As of late last week, the expectation was that the purchase price for Neiman’s would be at least $100 a share, along with another $10 or so for the sale of the credit-card business. Investors were disappointed when they found out that the $5.1 billion purchase price included the credit-card business. An auction will still be held for that asset, but now investors are surmising that proceeds will go to the new owners, and not current shareholders. It was still unclear who was actually running the auction, Neiman’s or the soon-to-be owners.
Yet, as one private institutional investor observed: “The price, while shocking, reflects the debt markets and uncertainty regarding the financing of the deal.”
As reported last week, there were concerns about a tightening of the high-yield markets, a source of debt financing.
Another analyst at an institutional investment firm noted that, with the price for Neiman’s at less than some experts had speculated, there was now a greater chance that the deal would go through. He added that, because the purchase price is not necessarily aggressive in terms of leverage, the new owners won’t be pressured as much into pushing for more cash flow to pay down the debt sooner. In the end, he explained, there will be less pressure to expand the store count rapidly, and consequently, less risk to diluting the brand.
Jim Fogarty, managing director at Alvarez and Marsal, a global management and advisory firm, said, “The price for Neiman Marcus [at $100 a share] was a fair one at nine times EBITDA on a cash flow basis. Since Neiman is not a broken company, the question is how do the new owners drive the value from here. Typically, retail deals go for around six times cash flow.
“The classic place to look is at the operational efficiencies and cost structure,’’ he said. “There’s probably opportunity there, but they’ll need to be careful to protect the front end of the business. Maybe they’ll see efficiencies on the back end. They have to remember that the strength of the Neiman franchise and brand is the customer experience.”
While there’s been concern over whether the luxury boom will continue, Fogarty expects that the trend is in favor of Neiman’s new owners.
“If you look at demographic trends, the Boomers are spending as they head into retirement,’’ Fogarty said. “There’s a lot of money concentrated in that space and there are also some wild luxury items that people will spend money on.”
Fogarty added that, in the early Nineties, when consumer spending slowed, shoppers didn’t leave the luxury sector entirely, but opted to spend less. “Besides, nobody buys a business thinking we’re going to have a recession in the first few years. I believe that the Boomer trend is there to propel them,” he said.
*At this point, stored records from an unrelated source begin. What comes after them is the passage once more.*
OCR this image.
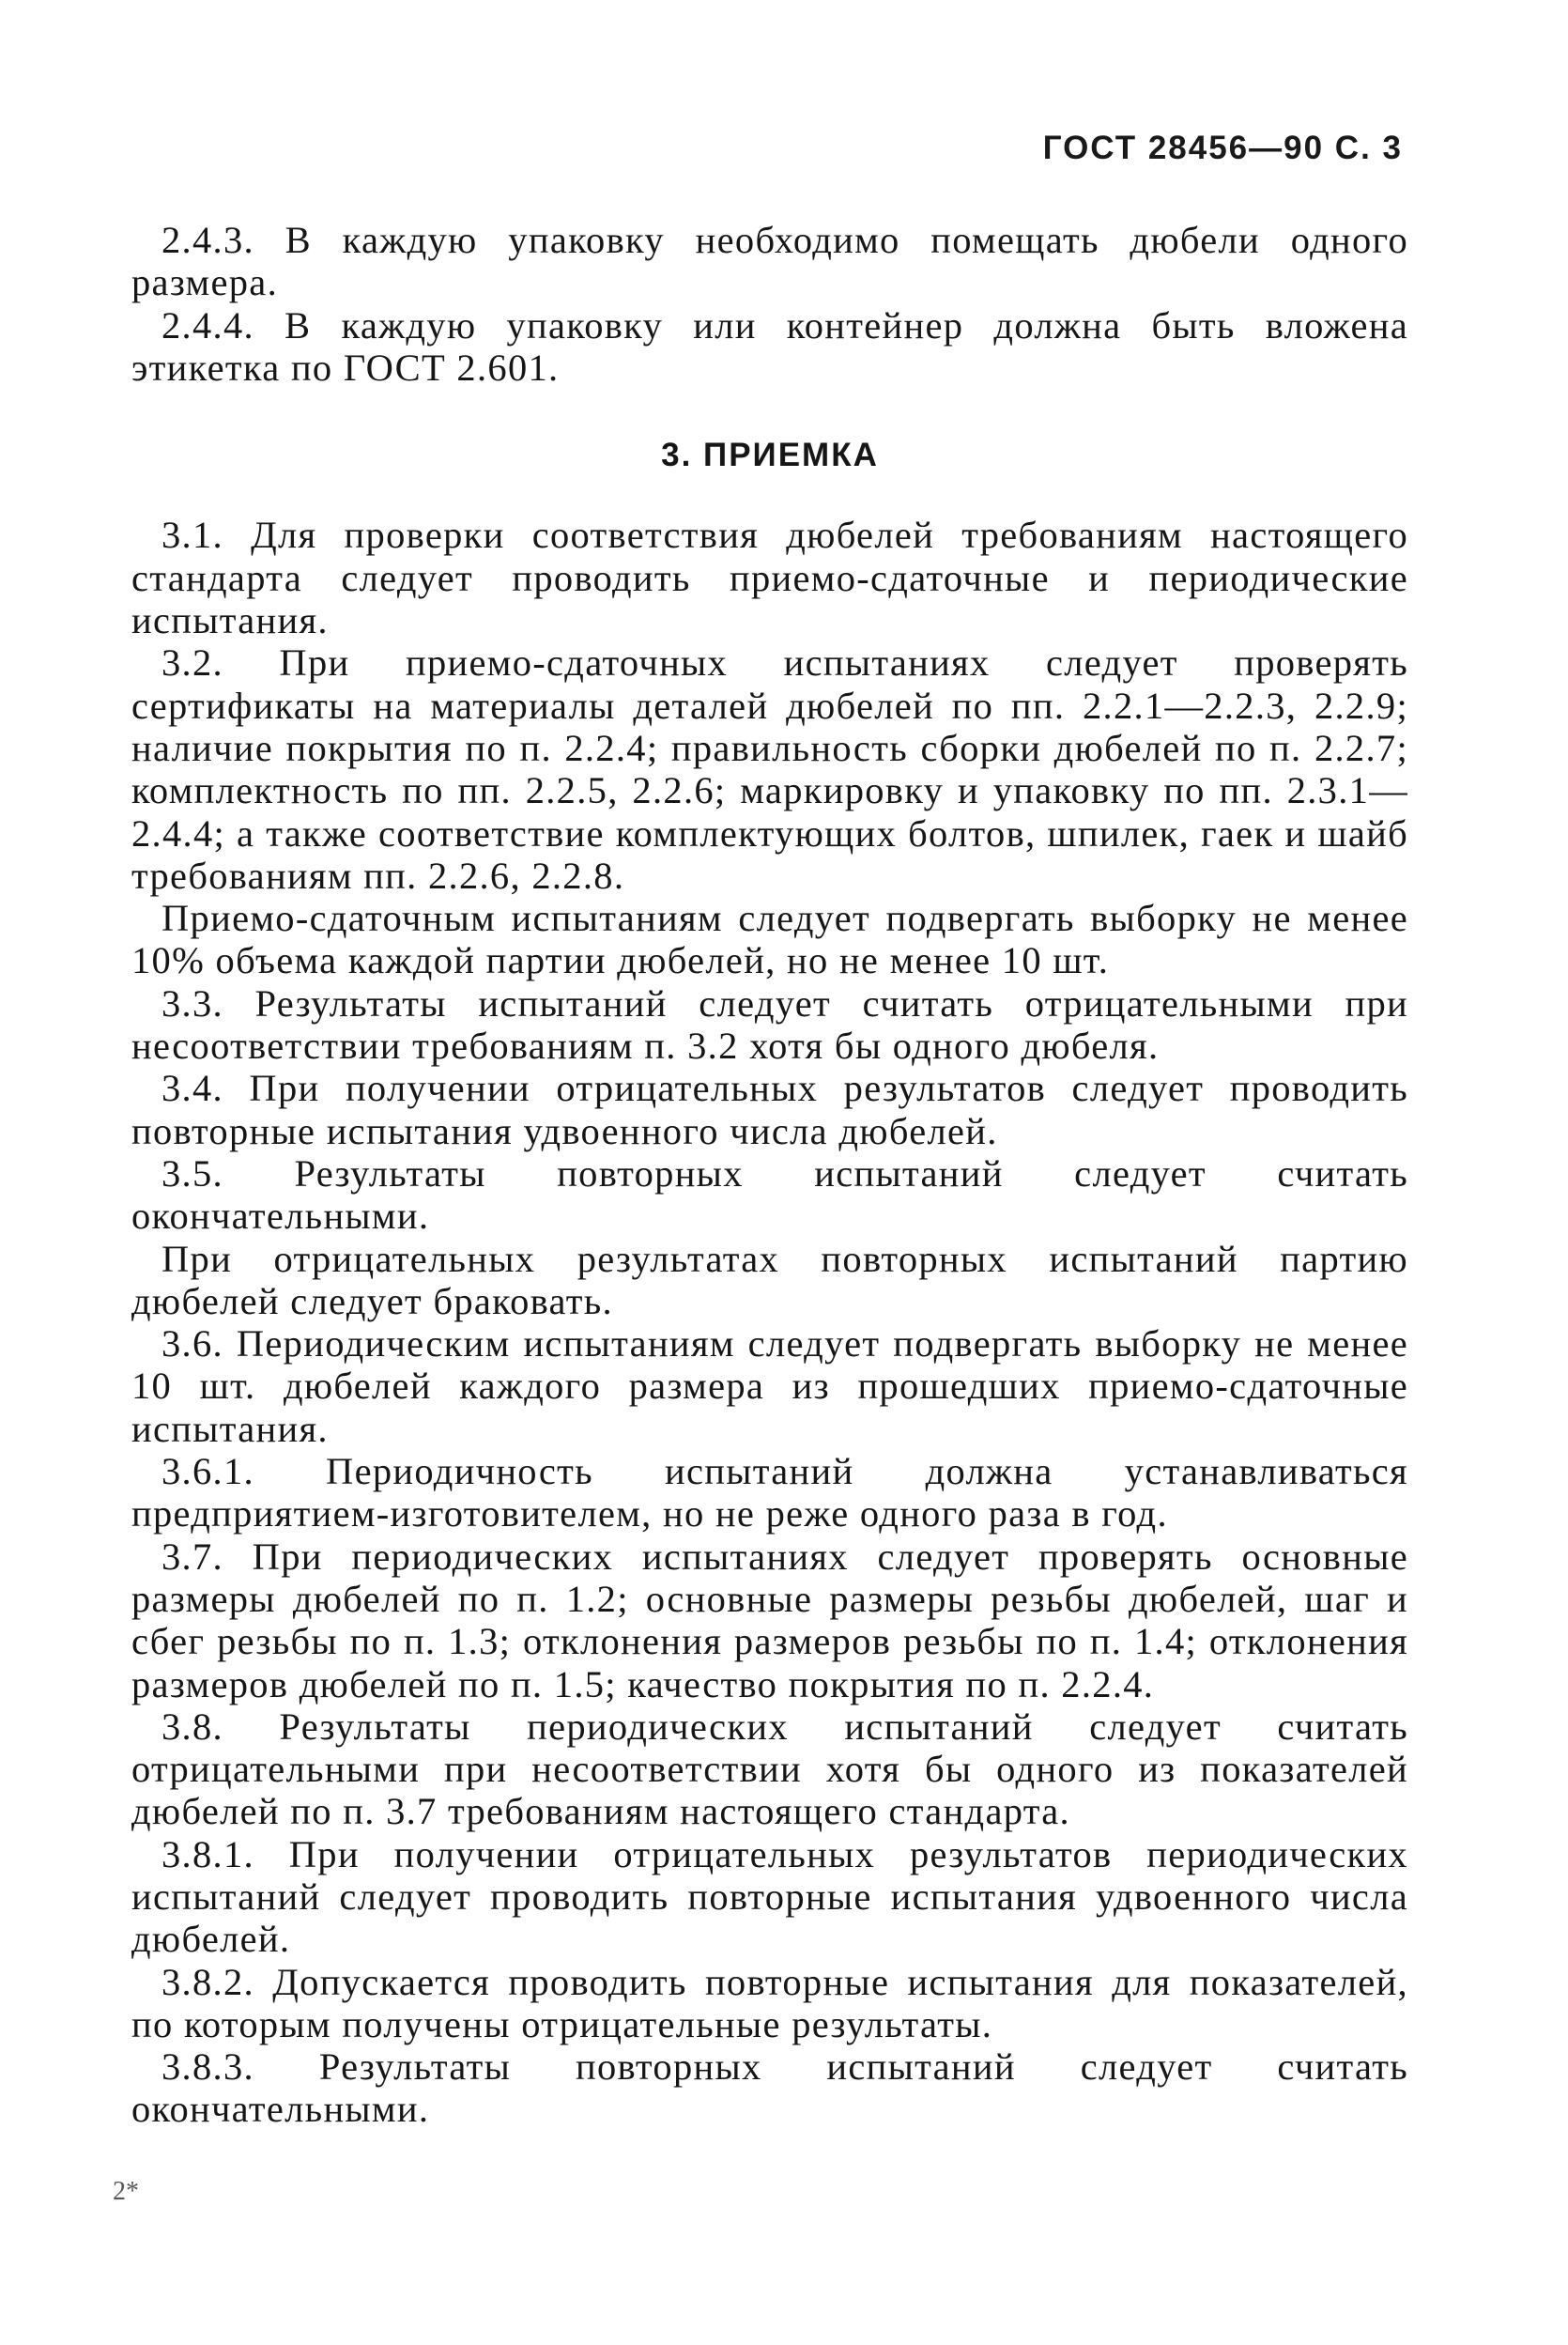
ГОСТ 28456—90 С. 3

2.4.3. В каждую упаковку необходимо помещать дюбели одного размера.

2.4.4. В каждую упаковку или контейнер должна быть вложена этикетка по ГОСТ 2.601.

3. ПРИЕМКА

3.1. Для проверки соответствия дюбелей требованиям настоящего стандарта следует проводить приемо-сдаточные и периодические испытания.

3.2. При приемо-сдаточных испытаниях следует проверять сертификаты на материалы деталей дюбелей по пп. 2.2.1—2.2.3, 2.2.9; наличие покрытия по п. 2.2.4; правильность сборки дюбелей по п. 2.2.7; комплектность по пп. 2.2.5, 2.2.6; маркировку и упаковку по пп. 2.3.1—2.4.4; а также соответствие комплектующих болтов, шпилек, гаек и шайб требованиям пп. 2.2.6, 2.2.8.

Приемо-сдаточным испытаниям следует подвергать выборку не менее 10% объема каждой партии дюбелей, но не менее 10 шт.

3.3. Результаты испытаний следует считать отрицательными при несоответствии требованиям п. 3.2 хотя бы одного дюбеля.

3.4. При получении отрицательных результатов следует проводить повторные испытания удвоенного числа дюбелей.

3.5. Результаты повторных испытаний следует считать окончательными.

При отрицательных результатах повторных испытаний партию дюбелей следует браковать.

3.6. Периодическим испытаниям следует подвергать выборку не менее 10 шт. дюбелей каждого размера из прошедших приемо-сдаточные испытания.

3.6.1. Периодичность испытаний должна устанавливаться предприятием-изготовителем, но не реже одного раза в год.

3.7. При периодических испытаниях следует проверять основные размеры дюбелей по п. 1.2; основные размеры резьбы дюбелей, шаг и сбег резьбы по п. 1.3; отклонения размеров резьбы по п. 1.4; отклонения размеров дюбелей по п. 1.5; качество покрытия по п. 2.2.4.

3.8. Результаты периодических испытаний следует считать отрицательными при несоответствии хотя бы одного из показателей дюбелей по п. 3.7 требованиям настоящего стандарта.

3.8.1. При получении отрицательных результатов периодических испытаний следует проводить повторные испытания удвоенного числа дюбелей.

3.8.2. Допускается проводить повторные испытания для показателей, по которым получены отрицательные результаты.

3.8.3. Результаты повторных испытаний следует считать окончательными.

2*
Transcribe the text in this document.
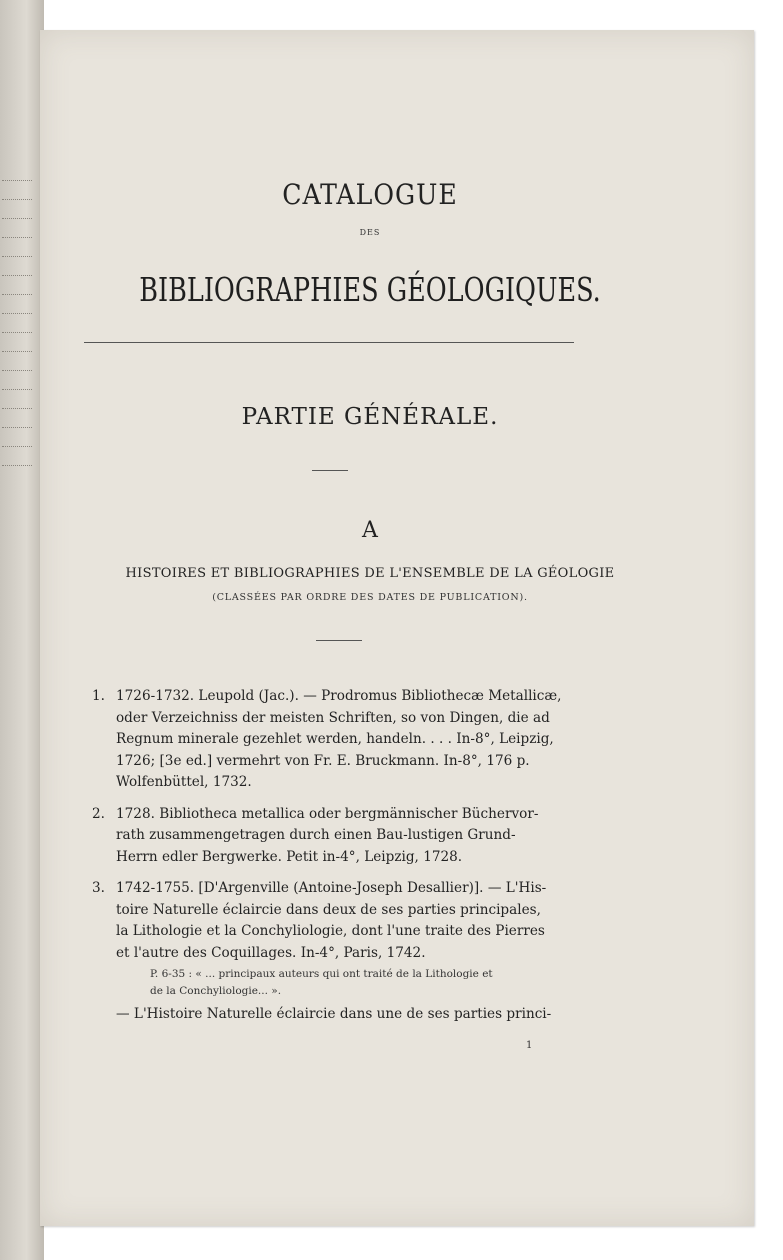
CATALOGUE
DES
BIBLIOGRAPHIES GÉOLOGIQUES.
PARTIE GÉNÉRALE.
A
HISTOIRES ET BIBLIOGRAPHIES DE L'ENSEMBLE DE LA GÉOLOGIE
(CLASSÉES PAR ORDRE DES DATES DE PUBLICATION).
1. 1726-1732. Leupold (Jac.). — Prodromus Bibliothecæ Metallicæ,
oder Verzeichniss der meisten Schriften, so von Dingen, die ad
Regnum minerale gezehlet werden, handeln. . . . In-8°, Leipzig,
1726; [3e ed.] vermehrt von Fr. E. Bruckmann. In-8°, 176 p.
Wolfenbüttel, 1732.
2. 1728. Bibliotheca metallica oder bergmännischer Büchervor-
rath zusammengetragen durch einen Bau-lustigen Grund-
Herrn edler Bergwerke. Petit in-4°, Leipzig, 1728.
3. 1742-1755. [D'Argenville (Antoine-Joseph Desallier)]. — L'His-
toire Naturelle éclaircie dans deux de ses parties principales,
la Lithologie et la Conchyliologie, dont l'une traite des Pierres
et l'autre des Coquillages. In-4°, Paris, 1742.
P. 6-35 : « ... principaux auteurs qui ont traité de la Lithologie et
de la Conchyliologie... ».
— L'Histoire Naturelle éclaircie dans une de ses parties princi-
1
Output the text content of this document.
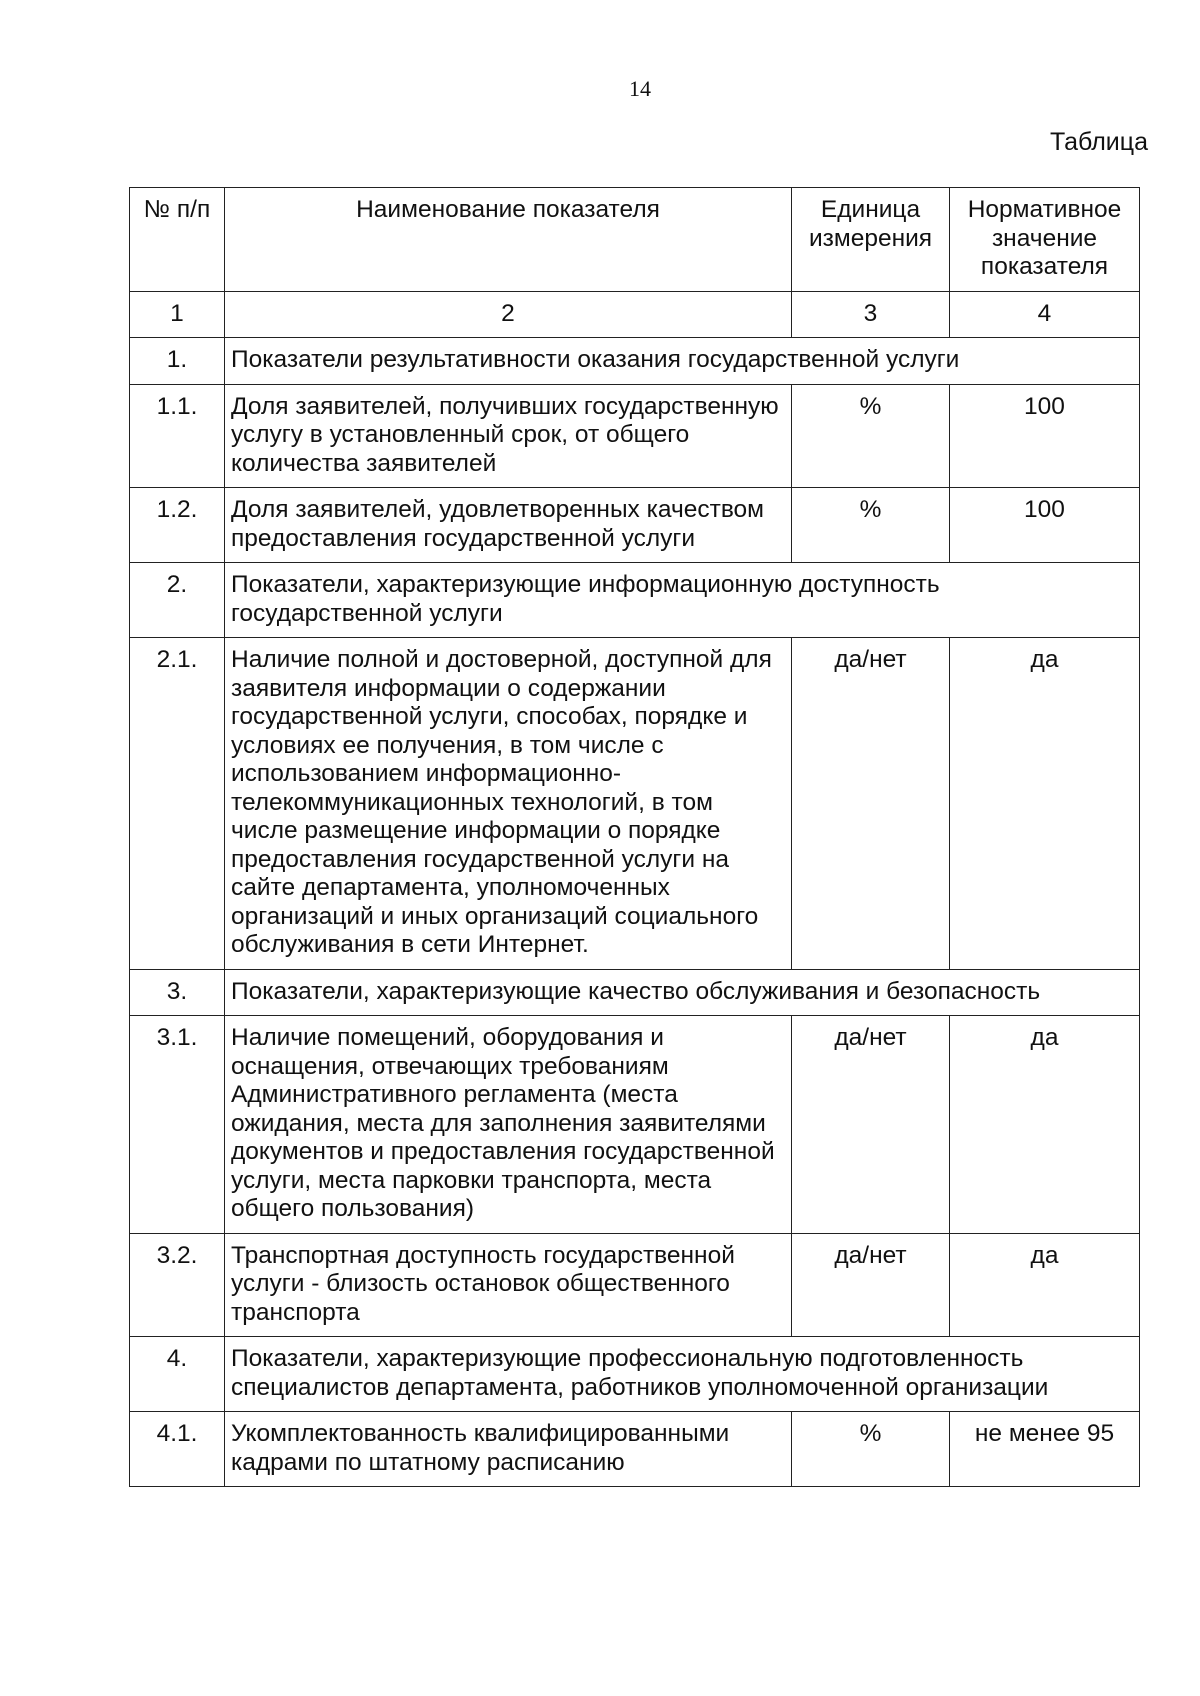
14
Таблица
№ п/п	Наименование показателя	Единица измерения	Нормативное значение показателя
1	2	3	4
1.	Показатели результативности оказания государственной услуги		
1.1.	Доля заявителей, получивших государственную услугу в установленный срок, от общего количества заявителей	%	100
1.2.	Доля заявителей, удовлетворенных качеством предоставления государственной услуги	%	100
2.	Показатели, характеризующие информационную доступность государственной услуги		
2.1.	Наличие полной и достоверной, доступной для заявителя информации о содержании государственной услуги, способах, порядке и условиях ее получения, в том числе с использованием информационно-телекоммуникационных технологий, в том числе размещение информации о порядке предоставления государственной услуги на сайте департамента, уполномоченных организаций и иных организаций социального обслуживания в сети Интернет.	да/нет	да
3.	Показатели, характеризующие качество обслуживания и безопасность		
3.1.	Наличие помещений, оборудования и оснащения, отвечающих требованиям Административного регламента (места ожидания, места для заполнения заявителями документов и предоставления государственной услуги, места парковки транспорта, места общего пользования)	да/нет	да
3.2.	Транспортная доступность государственной услуги - близость остановок общественного транспорта	да/нет	да
4.	Показатели, характеризующие профессиональную подготовленность специалистов департамента, работников уполномоченной организации		
4.1.	Укомплектованность квалифицированными кадрами по штатному расписанию	%	не менее 95
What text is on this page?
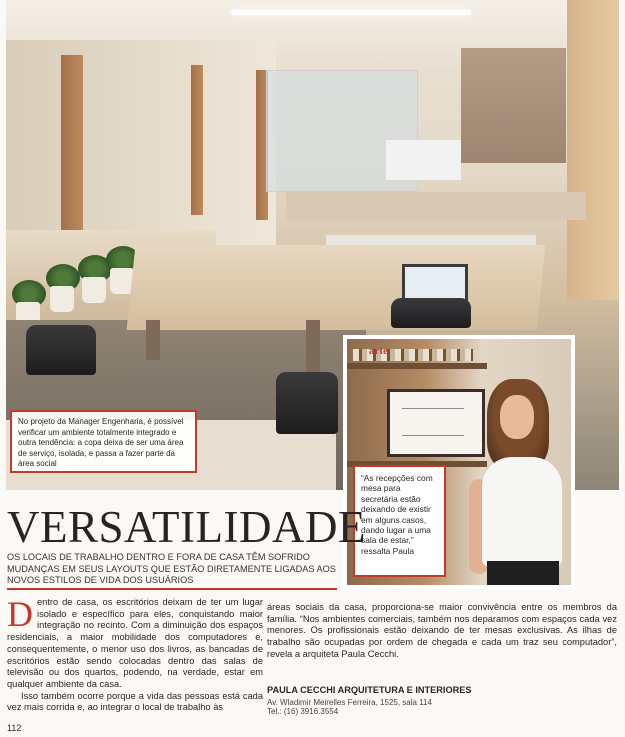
No projeto da Manager Engenharia, é possível verificar um ambiente totalmente integrado e outra tendência: a copa deixa de ser uma área de serviço, isolada, e passa a fazer parte da área social
arte
“As recepções com mesa para secretária estão deixando de existir em alguns casos, dando lugar a uma sala de estar,” ressalta Paula
VERSATILIDADE
OS LOCAIS DE TRABALHO DENTRO E FORA DE CASA TÊM SOFRIDO MUDANÇAS EM SEUS LAYOUTS QUE ESTÃO DIRETAMENTE LIGADAS AOS NOVOS ESTILOS DE VIDA DOS USUÁRIOS

Dentro de casa, os escritórios deixam de ter um lugar isolado e específico para eles, conquistando maior integração no recinto. Com a diminuição dos espaços residenciais, a maior mobilidade dos computadores e, consequentemente, o menor uso dos livros, as bancadas de escritórios estão sendo colocadas dentro das salas de televisão ou dos quartos, podendo, na verdade, estar em qualquer ambiente da casa.

Isso também ocorre porque a vida das pessoas está cada vez mais corrida e, ao integrar o local de trabalho às

áreas sociais da casa, proporciona-se maior convivência entre os membros da família. “Nos ambientes comerciais, também nos deparamos com espaços cada vez menores. Os profissionais estão deixando de ter mesas exclusivas. As ilhas de trabalho são ocupadas por ordem de chegada e cada um traz seu computador”, revela a arquiteta Paula Cecchi.

PAULA CECCHI ARQUITETURA E INTERIORES

Av. Wladimir Meirelles Ferreira, 1525, sala 114

Tel.: (16) 3916.3554

112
Analyst Stacy Turnof of Merrill Lynch wrote in a research note on Monday that, because Neiman is well run, her firm believes there is “limited opportunity to reduce costs. We believe that the motivation behind Texas Pacific and Warburg Pincus’ investment is that they could accelerate the company’s store growth [currently growing at about one store per year on a base of 37 department stores] and bring the company public again at a premium.”
“We are delighted to be partnering with Burt Tansky and the rest of the Neiman Marcus management team. Together, we hope to build on their exceptional track record of performance,” said Jonathan Coslet, partner at TPG.
“We believe strongly in the continued growth of the company,” Warburg Pincus managing director Kewsong Lee said in a statement.